Yellow Bird (aka) John Rollins
Ridge
The Life and
Adventures of Joaquín Murieta, the Celebrated California Bandit,
is a unique book in several ways. It was the first novel published in
California, and it is also the first novel written by a Native
American. Yellow Bird was the son and grandson of famous Cherokee
chiefs, and he lived a vigorous and dangerous life as an Indian.
But he was also a
well-educated and literate man, known in the white man’s world as
John Rollins Ridge. Both a novelist and poet, Yellow Bird made his
living in California as a newspaperman, ending his short life in Grass
Valley as the editor of the Grass Valley National newspaper, of
which he was a part owner.

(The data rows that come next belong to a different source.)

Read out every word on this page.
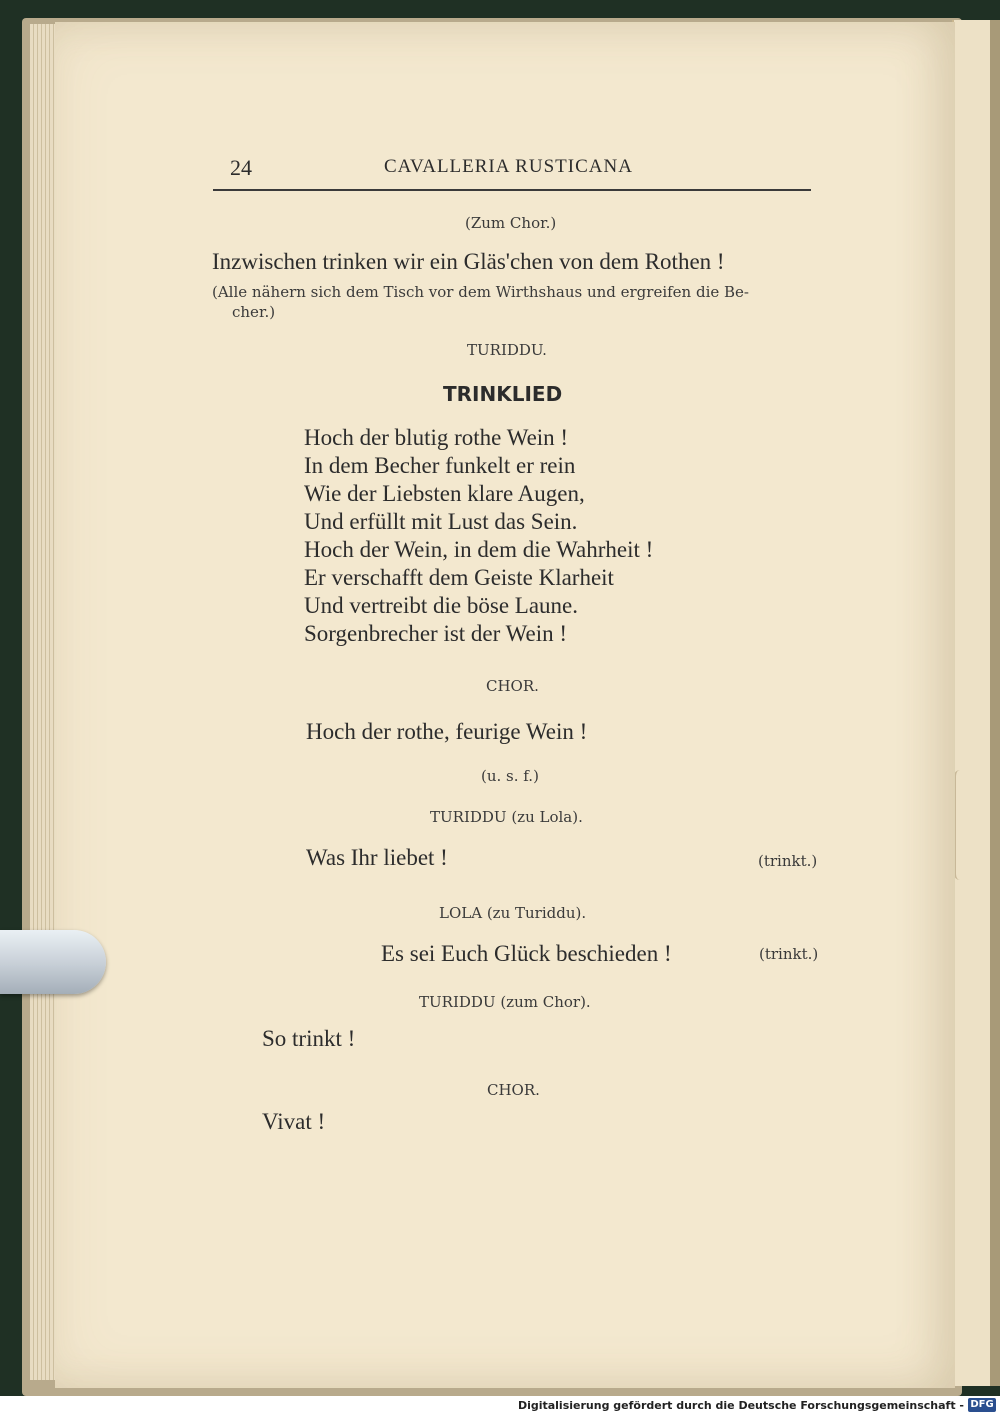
24	CAVALLERIA RUSTICANA
(Zum Chor.)
Inzwischen trinken wir ein Gläs'chen von dem Rothen !
(Alle nähern sich dem Tisch vor dem Wirthshaus und ergreifen die Be-
cher.)
TURIDDU.
TRINKLIED
Hoch der blutig rothe Wein !
In dem Becher funkelt er rein
Wie der Liebsten klare Augen,
Und erfüllt mit Lust das Sein.
Hoch der Wein, in dem die Wahrheit !
Er verschafft dem Geiste Klarheit
Und vertreibt die böse Laune.
Sorgenbrecher ist der Wein !
CHOR.
Hoch der rothe, feurige Wein !
(u. s. f.)
TURIDDU (zu Lola).
Was Ihr liebet !	(trinkt.)
LOLA (zu Turiddu).
Es sei Euch Glück beschieden !	(trinkt.)
TURIDDU (zum Chor).
So trinkt !
CHOR.
Vivat !
Digitalisierung gefördert durch die Deutsche Forschungsgemeinschaft - DFG
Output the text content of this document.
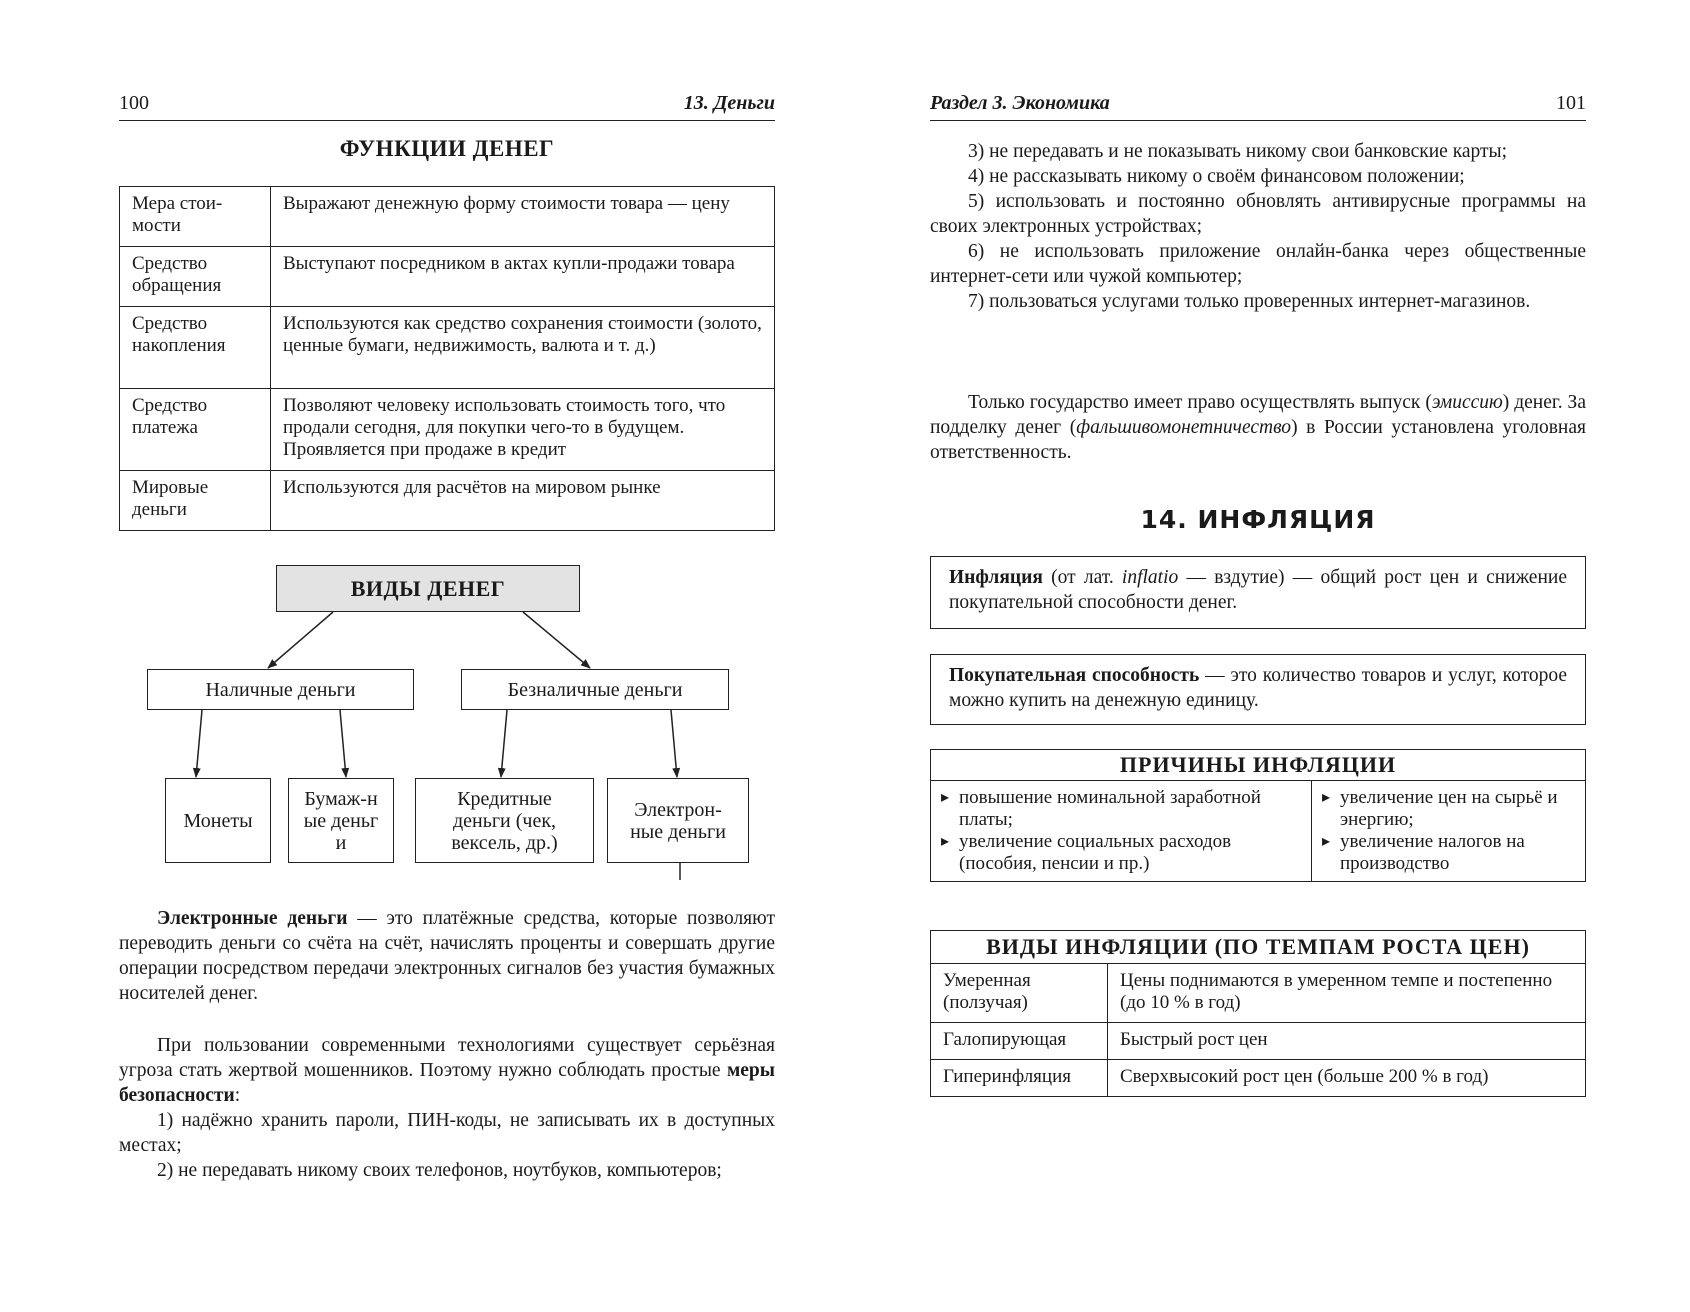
100	13. Деньги
ФУНКЦИИ ДЕНЕГ
Мера стои-мости	Выражают денежную форму стоимости товара — цену
Средство обращения	Выступают посредником в актах купли-продажи товара
Средство накопления	Используются как средство сохранения стоимости (золото, ценные бумаги, недвижимость, валюта и т. д.)
Средство платежа	Позволяют человеку использовать стоимость того, что продали сегодня, для покупки чего-то в будущем. Проявляется при продаже в кредит
Мировые деньги	Используются для расчётов на мировом рынке
ВИДЫ ДЕНЕГ
Наличные деньги	Безналичные деньги
Монеты
Бумаж-ные деньги
Кредитные деньги (чек, вексель, др.)
Электрон-ные деньги

Электронные деньги — это платёжные средства, которые позволяют переводить деньги со счёта на счёт, начислять проценты и совершать другие операции посредством передачи электронных сигналов без участия бумажных носителей денег.

При пользовании современными технологиями существует серьёзная угроза стать жертвой мошенников. Поэтому нужно соблюдать простые меры безопасности:

1) надёжно хранить пароли, ПИН-коды, не записывать их в доступных местах;

2) не передавать никому своих телефонов, ноутбуков, компьютеров;

Раздел 3. Экономика	101

3) не передавать и не показывать никому свои банковские карты;

4) не рассказывать никому о своём финансовом положении;

5) использовать и постоянно обновлять антивирусные программы на своих электронных устройствах;

6) не использовать приложение онлайн-банка через общественные интернет-сети или чужой компьютер;

7) пользоваться услугами только проверенных интернет-магазинов.

Только государство имеет право осуществлять выпуск (эмиссию) денег. За подделку денег (фальшивомонетничество) в России установлена уголовная ответственность.

14. ИНФЛЯЦИЯ
Инфляция (от лат. inflatio — вздутие) — общий рост цен и снижение покупательной способности денег.
Покупательная способность — это количество товаров и услуг, которое можно купить на денежную единицу.
ПРИЧИНЫ ИНФЛЯЦИИ

▸ повышение номинальной заработной платы;
▸ увеличение социальных расходов (пособия, пенсии и пр.)

▸ увеличение цен на сырьё и энергию;
▸ увеличение налогов на производство
ВИДЫ ИНФЛЯЦИИ (ПО ТЕМПАМ РОСТА ЦЕН)	
Умеренная (ползучая)	Цены поднимаются в умеренном темпе и постепенно (до 10 % в год)
Галопирующая	Быстрый рост цен
Гиперинфляция	Сверхвысокий рост цен (больше 200 % в год)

He was just forty when he died, but he had
lived a fuller life than most.
While The Life
and Adventures of Joaquín Murieta was not wildly successful in
its own right, the novel sparked a number of knockoffs and created the
enduring myth of Joaquín Murieta. In addition, it was the genesis of
the “dime novel” industry of the late nineteenth-century that
persists even today as the paperback Westerns found in every
bookstore, newsstand, and even supermarket. It was truly a first in
that regard.
But it is worth
reading for more than those reasons – it is a colorful and romantic
story that fires the imagination of the reader, portraying in no
uncertain terms what life was like in those times.